7 Tips To Stay Consistent And Achieve Your Goals
When you start running a few miles, you enjoy them. Then, you aim at running your first 5k or building a routine. Everything looks great. However, it happens that, for different reasons, you skip some workouts, and your motivation is lower than before. At that moment, consistency becomes challenging to maintain and, consequently, the results.
Does it look familiar to you?
Skipping a workout is not terrible; one missed activity doesn’t affect your performance. On the other hand, if your body tells you to rest, it’s an intelligent decision.
The challenge is creating excuses and postponing or skipping more workouts. If we are not consistent, eventually, we don’t accomplish our goals, partially or entirely. Consistency is critical to our success, and running is not an exception.
If you want to achieve results and improve your performance, you must train consistently.
Every skill can be mastered with practice. Repeating a task repeatedly makes you a great runner or anything else you want to become. As they said: “practice makes you perfect” that it’s true but easier to say and difficult to implement.

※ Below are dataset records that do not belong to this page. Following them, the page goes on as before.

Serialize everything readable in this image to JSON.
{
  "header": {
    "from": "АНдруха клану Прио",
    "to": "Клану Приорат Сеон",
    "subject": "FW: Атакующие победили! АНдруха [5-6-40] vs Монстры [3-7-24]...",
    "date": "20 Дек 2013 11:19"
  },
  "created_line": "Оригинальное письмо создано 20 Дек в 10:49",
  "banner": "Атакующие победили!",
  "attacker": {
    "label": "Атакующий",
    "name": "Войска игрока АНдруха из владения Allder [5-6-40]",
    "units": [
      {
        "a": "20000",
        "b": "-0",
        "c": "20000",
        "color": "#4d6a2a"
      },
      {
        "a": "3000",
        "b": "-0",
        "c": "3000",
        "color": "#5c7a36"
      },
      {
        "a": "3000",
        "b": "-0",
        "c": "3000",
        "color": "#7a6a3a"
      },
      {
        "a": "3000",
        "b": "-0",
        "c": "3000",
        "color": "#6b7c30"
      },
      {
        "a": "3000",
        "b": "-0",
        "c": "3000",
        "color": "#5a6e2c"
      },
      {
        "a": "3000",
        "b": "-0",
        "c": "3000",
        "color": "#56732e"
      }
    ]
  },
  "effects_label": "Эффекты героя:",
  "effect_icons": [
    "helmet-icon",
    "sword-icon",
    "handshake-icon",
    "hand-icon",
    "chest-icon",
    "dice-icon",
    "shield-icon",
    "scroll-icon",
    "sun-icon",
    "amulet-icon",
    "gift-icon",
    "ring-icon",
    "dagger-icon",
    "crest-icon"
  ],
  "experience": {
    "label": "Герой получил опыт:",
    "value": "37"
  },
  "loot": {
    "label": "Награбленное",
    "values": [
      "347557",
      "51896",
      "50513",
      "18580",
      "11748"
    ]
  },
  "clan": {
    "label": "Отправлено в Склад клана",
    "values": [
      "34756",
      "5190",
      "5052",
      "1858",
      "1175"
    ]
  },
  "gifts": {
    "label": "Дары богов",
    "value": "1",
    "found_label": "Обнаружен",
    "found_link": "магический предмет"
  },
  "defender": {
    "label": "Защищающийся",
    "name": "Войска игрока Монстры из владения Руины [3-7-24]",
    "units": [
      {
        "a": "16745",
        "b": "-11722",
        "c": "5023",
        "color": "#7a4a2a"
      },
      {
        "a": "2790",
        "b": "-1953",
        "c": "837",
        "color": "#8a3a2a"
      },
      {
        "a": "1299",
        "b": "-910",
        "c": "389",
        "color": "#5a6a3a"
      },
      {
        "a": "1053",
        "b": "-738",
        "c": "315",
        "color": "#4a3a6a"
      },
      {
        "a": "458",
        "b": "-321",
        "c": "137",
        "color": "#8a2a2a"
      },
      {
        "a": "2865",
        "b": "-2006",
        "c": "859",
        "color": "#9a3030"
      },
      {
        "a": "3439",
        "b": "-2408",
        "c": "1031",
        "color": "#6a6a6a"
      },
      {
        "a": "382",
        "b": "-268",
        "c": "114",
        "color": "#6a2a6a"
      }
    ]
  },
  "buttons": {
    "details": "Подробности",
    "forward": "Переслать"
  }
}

So, how can you be consistent?
Here are my top 7 tips that, based on my experience, have helped me and the people whom I trained to stay consistent:
Commit to yourself. This is the first step; believing in what you’re doing because it’s something you want to do or it’s good for you.
Know your WHY. Why did you commit? Why are you running? This is essential and will help you in difficult times or when you want to give up, it’s your motivation to keep going. It’s your WHY that enables you to finish the last mile.
Grow continuously but gradually. Running is not a destination but a journey. It’s made of good runs and bad runs. Please don’t get discouraged by a bad workout; it happens to everybody; accept it and be ready for the next day.
Increase accountability. If the first steps involve an internal dialogue with yourself, this is about external feedback and sharing an experience with others. Tell other people what you’re doing. The fact that you share your goals with somebody else increases your accountability.
Do it with other people. Run with a friend or join a running group. It’s more fun. Doing and practicing things together with other people make you feel more motivated.
Execute it in small steps. We always desire to do more than we should, but it doesn’t necessarily lead to significant accomplishments. However, you will experience more effective results based on behavior change psychology if you apply the small-step approach.
Look back to moving forward. Look at what you have achieved and how much you have accomplished to push you forward. Don’t dwell on the past and think about mistakes. The past is the rear window to show how far you’ve gone. Your energy should focus on the next step, not the previous one.
I’ve applied all these steps to running and in my life. When I have a new adventure, I alwaysreturnk to these simple concepts. They help me stay more consistent and less intimidated to approach new challenges or leave my comfort zone.